The DAI stablecoin lost its $1 peg and is currently trading closer to 96 cents as the decentralised and Ethereum-backed project looks to grow in the wild markets of high volatility and ever-changing supply and demand.
The DAI and MKR project is tipped to become the stablecoin of choice for ETH HODLers due to its ‘on-chain’ governance decided by holders of the MKR token. However, that governance has been going through some troubles recently, as over the last few months MKR holders have been voting on a series of proposals to raise the stability fees of DAI from 0.5% all the way up to 7.5%.
Stability fees are charged when a user uses the MakerDAO platform to create DAI stablecoins by locking Ethereum (ETH) into the project’s CDP (Collateralised Debt Position) contracts. The amount of ETH needed to generate DAI depends on what level of collateralisation a user chooses when creating the contract, but at the time of creation, they must have at least 150% of the USD value of DAI created based on the current USD price of ETH.
If a user chooses to cash in their DAI and unlock the Ethereum from the CDP, they must then pay the stability fee, which is currently set at 7.5% a year.
New addition to Augur
You will soon be able to place a ‘stable’ bet on the decentralised prediction market Augur after the platform announced support for its number one user request – the DAI stablecoin.
The news of DAI’s most recent breakdown from its $1 peg comes after Augur was recently criticised by Binance after it discovered ‘irregularities’ that have been plaguing the prediction markets.
In spite of the scathing review of the platform, Binance did however say: “To their credit, the Augur team has already identified several of the considerations mentioned, as well as other potential improvements to consider for the second version of the platform.”
Augur v2: A Tour of the Prediction Protocol’s First Major Upgradehttps://t.co/Qtua4StCnK
— Augur (@AugurProject) April 9, 2019
That second version has now been released, and on top of the stablecoin support, we can see other features including mandatory fork participation. The company said in a press release: “Augur v2 will incentivise 100% REP holder participation in case of a fork. REP holders who don’t participate in a v2 Augur fork will lose all of their REP tokens. Contracts won’t allow migration to the child universe after 60 days allotted period.”
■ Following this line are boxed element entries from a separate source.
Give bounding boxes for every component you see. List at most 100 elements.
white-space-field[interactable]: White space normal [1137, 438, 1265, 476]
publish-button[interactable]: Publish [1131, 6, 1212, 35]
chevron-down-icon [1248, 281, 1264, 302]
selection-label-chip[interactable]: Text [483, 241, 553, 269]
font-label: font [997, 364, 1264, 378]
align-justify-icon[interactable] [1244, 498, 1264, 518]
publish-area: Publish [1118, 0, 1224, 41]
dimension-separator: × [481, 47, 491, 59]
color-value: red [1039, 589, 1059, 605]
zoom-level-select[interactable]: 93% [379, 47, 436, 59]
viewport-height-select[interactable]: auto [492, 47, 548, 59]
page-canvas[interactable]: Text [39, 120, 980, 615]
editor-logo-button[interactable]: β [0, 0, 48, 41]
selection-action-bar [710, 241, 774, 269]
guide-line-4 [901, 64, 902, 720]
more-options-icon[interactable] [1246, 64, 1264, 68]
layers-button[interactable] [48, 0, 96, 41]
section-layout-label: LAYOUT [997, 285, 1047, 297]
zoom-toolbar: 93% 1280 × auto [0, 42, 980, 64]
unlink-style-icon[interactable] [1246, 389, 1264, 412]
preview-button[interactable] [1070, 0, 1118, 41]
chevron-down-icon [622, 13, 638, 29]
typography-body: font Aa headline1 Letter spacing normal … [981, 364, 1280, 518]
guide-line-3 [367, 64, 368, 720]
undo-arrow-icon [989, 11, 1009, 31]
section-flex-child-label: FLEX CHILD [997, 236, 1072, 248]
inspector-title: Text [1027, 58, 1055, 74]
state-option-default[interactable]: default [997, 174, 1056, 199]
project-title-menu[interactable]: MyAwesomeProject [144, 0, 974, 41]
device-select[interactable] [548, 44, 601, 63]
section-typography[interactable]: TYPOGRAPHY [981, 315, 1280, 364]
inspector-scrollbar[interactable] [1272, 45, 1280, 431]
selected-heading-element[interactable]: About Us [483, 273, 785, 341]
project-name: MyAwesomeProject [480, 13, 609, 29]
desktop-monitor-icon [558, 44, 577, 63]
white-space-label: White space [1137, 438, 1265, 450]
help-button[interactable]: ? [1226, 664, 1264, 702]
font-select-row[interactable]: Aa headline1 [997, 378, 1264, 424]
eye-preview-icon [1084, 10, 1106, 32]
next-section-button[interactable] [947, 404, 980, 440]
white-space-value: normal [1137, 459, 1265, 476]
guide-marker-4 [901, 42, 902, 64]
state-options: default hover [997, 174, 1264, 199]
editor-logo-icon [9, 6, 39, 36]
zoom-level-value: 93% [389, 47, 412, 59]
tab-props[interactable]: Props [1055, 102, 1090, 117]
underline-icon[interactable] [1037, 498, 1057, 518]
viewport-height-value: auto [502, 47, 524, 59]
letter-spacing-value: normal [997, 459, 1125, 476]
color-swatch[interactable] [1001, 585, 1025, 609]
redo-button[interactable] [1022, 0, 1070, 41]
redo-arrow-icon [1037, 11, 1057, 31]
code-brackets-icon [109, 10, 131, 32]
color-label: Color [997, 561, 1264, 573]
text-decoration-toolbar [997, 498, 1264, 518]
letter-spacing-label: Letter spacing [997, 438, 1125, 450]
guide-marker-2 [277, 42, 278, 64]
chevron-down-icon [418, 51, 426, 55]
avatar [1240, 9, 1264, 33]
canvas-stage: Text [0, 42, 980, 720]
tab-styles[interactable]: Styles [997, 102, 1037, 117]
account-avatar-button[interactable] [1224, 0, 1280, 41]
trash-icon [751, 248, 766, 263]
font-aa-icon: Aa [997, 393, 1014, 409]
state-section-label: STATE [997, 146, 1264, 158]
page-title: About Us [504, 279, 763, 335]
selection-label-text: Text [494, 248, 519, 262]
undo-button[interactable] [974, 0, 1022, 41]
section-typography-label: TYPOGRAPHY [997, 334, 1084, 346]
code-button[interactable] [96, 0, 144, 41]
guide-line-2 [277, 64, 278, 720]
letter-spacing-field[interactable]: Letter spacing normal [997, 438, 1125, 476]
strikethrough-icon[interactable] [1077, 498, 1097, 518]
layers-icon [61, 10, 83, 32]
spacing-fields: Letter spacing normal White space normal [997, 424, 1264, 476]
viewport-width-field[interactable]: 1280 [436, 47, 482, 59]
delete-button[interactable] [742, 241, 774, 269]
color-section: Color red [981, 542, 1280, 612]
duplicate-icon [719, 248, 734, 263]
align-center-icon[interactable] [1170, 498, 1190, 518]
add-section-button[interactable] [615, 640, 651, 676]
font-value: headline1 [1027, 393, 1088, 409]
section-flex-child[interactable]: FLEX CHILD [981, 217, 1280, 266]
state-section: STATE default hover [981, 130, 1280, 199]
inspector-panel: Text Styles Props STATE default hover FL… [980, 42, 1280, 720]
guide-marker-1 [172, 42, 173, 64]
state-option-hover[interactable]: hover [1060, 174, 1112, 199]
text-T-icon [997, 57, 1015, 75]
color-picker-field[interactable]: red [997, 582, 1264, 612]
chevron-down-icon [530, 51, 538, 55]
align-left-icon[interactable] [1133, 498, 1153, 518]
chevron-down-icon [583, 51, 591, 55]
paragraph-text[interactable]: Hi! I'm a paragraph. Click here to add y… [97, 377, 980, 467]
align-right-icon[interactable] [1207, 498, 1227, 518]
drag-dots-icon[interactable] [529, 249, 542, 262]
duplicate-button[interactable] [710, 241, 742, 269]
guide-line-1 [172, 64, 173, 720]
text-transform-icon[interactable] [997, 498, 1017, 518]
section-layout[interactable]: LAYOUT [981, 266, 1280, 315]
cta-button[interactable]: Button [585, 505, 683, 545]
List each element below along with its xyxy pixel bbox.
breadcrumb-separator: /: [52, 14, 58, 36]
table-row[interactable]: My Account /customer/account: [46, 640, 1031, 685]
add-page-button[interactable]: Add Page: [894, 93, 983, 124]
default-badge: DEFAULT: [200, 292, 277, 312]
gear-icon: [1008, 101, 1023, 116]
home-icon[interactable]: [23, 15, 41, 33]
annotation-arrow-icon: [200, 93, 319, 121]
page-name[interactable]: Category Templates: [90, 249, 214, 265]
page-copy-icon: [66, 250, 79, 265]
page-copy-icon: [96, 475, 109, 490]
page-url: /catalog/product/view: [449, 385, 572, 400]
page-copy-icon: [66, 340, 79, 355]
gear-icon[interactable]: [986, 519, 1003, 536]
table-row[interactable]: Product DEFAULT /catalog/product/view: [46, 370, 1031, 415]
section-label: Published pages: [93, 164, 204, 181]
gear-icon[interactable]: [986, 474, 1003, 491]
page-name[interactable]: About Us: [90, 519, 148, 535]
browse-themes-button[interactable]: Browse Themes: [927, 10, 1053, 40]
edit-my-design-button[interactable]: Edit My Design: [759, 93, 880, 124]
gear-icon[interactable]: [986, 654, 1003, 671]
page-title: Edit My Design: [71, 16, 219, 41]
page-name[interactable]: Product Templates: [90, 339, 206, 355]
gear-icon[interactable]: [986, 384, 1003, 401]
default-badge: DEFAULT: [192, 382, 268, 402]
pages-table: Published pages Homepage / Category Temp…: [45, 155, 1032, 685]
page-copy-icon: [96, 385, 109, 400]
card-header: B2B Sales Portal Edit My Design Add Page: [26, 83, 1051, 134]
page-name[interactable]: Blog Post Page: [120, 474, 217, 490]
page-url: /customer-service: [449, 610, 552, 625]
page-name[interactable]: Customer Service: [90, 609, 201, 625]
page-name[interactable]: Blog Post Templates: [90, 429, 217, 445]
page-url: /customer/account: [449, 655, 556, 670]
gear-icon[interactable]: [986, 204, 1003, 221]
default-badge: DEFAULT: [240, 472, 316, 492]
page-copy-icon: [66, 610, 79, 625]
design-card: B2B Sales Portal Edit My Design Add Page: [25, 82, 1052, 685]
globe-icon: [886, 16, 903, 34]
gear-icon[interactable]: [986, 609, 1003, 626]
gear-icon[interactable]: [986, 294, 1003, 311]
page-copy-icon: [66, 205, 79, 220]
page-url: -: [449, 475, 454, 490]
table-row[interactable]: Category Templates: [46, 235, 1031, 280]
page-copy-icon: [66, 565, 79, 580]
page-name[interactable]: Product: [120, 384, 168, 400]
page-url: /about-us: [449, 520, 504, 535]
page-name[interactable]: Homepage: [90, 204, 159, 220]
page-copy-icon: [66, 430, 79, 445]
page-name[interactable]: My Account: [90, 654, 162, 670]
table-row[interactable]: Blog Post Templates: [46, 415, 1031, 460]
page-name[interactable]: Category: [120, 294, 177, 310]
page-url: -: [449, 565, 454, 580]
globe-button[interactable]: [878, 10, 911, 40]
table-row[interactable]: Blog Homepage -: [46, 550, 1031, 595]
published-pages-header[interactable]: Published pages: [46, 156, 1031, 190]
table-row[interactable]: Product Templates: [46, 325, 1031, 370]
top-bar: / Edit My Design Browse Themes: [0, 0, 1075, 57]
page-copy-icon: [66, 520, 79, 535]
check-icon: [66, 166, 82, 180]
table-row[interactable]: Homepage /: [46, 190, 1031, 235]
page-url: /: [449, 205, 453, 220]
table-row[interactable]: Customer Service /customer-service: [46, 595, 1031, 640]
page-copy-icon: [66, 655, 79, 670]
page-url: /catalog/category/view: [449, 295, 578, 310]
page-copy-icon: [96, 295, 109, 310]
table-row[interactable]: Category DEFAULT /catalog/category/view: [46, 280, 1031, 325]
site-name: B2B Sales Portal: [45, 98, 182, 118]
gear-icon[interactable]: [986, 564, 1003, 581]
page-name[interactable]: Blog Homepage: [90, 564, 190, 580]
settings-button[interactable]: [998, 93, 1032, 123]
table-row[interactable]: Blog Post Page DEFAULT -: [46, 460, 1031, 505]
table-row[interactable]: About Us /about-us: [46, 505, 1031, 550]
Another interesting upgrade is the use of the ERC-777 standard which will look to eliminate a “clunky UX problem” according to the team. The press release also spoke about tokenised KYC support and affiliate marketing opportunities (which I assume means a referral program).
Losing its peg
Looking at the DAI stablecoin charts, we can see that daily trading volume has held around $40 million since a significant spike in the market around mid-February. Since then, the supply of the stablecoin has risen from just above $70 million to close to $100 million as a new flurry of Ethereum has been locked into the DAI contract.
The charging and, more importantly, the raising of the stability fee has failed to control the supply/demand equation and hold the project’s $1 peg as the price of the asset has fluctuated between $1.04 and $0.93 over the last 30 days.
News and new demand coming from the Augur release should be positive for the innovative stablecoin concept. Over the longer term, the project will be judged on its ability to hold its peg (amid market volatility) and to grow in terms of market cap.